Jean-Pierre Bemba in court
qui est Jean-Pierre Bemba Gombo

Par Wakabi Wairagala

Aujourd’hui, les avocats de la défense de l’accusé de crimes de guerre Jean-Pierre Bemba ont remis en cause les conclusions d’un rapport rédigé par un expert linguiste qu’il a présenté à la Cour à la demande de l’accusation. William Samarin, un professeur en linguistique et en anthropologie de l’Université de Toronto, au Canada, a tout au long de son témoignage affirmé que les centrafricains étaient en mesure d’identifier le lingala, une langue congolaise, comme la langue parlée par leurs présumés agresseurs du Mouvement pour la libération du Congo (MLC).

De plus, il a déclaré que même si les auteurs des crimes avaient parlé français ou sango, une langue largement parlée en République centrafricaine (RCA), les ressortissants de la RCA seraient toujours en mesure de discerner qu’il s’agit d’étrangers en se basant sur leurs accent, voix, texture et sur un “sentiment de la langue” général.

Dans son rapport pour la Cour, qui s’est basé sur les documents fournis par le Bureau du Procureur (BdP) et notamment sur les témoignages de certains témoins à charge, le professeur a conclu que, étant donné les différents aspects sociaux, démographiques, économiques et culturels de Bangui, la capitale centrafricaine, on pouvait raisonnablement dire qu’il y avait quelques locuteurs de lingala à Bangui. Il a estimé qu’un centrafricain sur 12 parlait lingala, une langue originaire de la République démocratique du Congo (RDC) mais parlée également en République du Congo.

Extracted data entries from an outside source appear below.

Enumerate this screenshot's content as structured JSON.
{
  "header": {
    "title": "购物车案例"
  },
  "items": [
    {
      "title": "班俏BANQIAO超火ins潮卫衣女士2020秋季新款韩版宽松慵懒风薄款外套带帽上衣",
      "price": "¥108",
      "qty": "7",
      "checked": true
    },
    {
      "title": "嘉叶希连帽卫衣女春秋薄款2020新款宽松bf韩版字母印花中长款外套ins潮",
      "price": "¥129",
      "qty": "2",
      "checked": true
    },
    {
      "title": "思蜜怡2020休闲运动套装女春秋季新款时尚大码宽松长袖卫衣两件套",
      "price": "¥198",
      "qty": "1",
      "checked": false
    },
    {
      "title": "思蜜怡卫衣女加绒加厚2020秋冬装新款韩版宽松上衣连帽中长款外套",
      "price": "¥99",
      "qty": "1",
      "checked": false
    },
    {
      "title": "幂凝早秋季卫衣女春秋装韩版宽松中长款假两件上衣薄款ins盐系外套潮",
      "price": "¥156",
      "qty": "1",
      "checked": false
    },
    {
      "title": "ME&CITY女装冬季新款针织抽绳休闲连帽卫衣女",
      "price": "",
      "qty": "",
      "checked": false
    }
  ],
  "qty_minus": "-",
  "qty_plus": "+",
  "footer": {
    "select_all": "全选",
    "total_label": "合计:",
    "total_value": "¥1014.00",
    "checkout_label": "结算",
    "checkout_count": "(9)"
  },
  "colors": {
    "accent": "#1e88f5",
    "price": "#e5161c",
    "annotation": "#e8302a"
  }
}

Le témoin expert a déclaré que la langue parlée par les soldats du MLC, ainsi que leur accent, les auraient distingué des citoyens centrafricains. Cette déposition aura contribué à apporter une crédibilité aux témoignages des différents témoins de l’accusation, qui ont déclaré avoir conclu que les soldats ayant commis des atrocités à Bangui étaient des membres du MLC parce qu’ils parlaient lingala.

L’avocat de la défense Nkwebe Liriss a toutefois fait observer que les données statistiques du professeur dans lesquelles il représentait les niveaux de connaissance et de familiarisation, il avait classé deux témoins de l’accusation ayant des origines congolaises avec le degré le plus bas de familiarisation, le même que les témoins d’origine centrafricaine qui avaient témoigné être incapables d’identifier le lingala.

« Si quelqu’un vient de Kinshasa [la capitale de la RDC] et que je lui ai donné un niveau 1, c’est que je me suis trompé. Je ne prétends pas que ce rapport soit parfait », a répondu le professeur Samarin.

M. Nkwebe a ensuite souligné qu’un autre témoin d’origine congolaise était classé en niveau 5, ce qui représente la connaissance et la compréhension du lingala les plus élevées. L’avocat de la défense a toutefois indiqué que ce témoin en particulier n’avait qu’une connaissance partielle du lingala et, par contre, une parfaite connaissance de la langue swahili. Il a précisé, qu’en réalité, ce témoin avait fait sa déclaration en swahili et non en lingala.

En défendant cette partie de son rapport, le témoin a concédé que son tableau d’analyse n’était seulement « pertinent que jusqu’à ce qu’il soit prouvé qu’il ne le soit pas ».

Dans une autre partie du rapport, la défense a fait remarquer que pour les critères d’évaluation retenus pour déterminer le pourcentage de citoyens centrafricains capables de reconnaître et d’identifier le lingala, le professeur n’avait utilisé que leur proximité géographique avec la RDC. L’expert a admis qu’il y avait en effet une dichotomie entre ses conclusions sur le nombre de centrafricains capable d’identifier le lingala et son application à l’ensemble du pays ou à Bangui uniquement.

« J’aurais dû être plus précis concernant l’intérieur des terres et la zone de la rivière mais cela n’a pas été le cas », a déclaré M. Samarin.

La bande étroite de la rivière Oubangui sépare Oubangui du territoire de la RDC, ce qui signifie que les citoyens d’un pays peuvent se rendre dans l’autre pays.

M. Bemba, âgé de 48 ans, est jugé pour manquement à contrôler ses troupes qui auraient violé, tué et pillé en RCA lors du conflit de 2002-2003. Il a nié les charges, soutenant que les nombreuses autres troupes, nationales ou étrangères, présentes en RCA à l’époque auraient pu commettre les crimes.

L’accusation appellera à comparaître demain un nouveau témoin.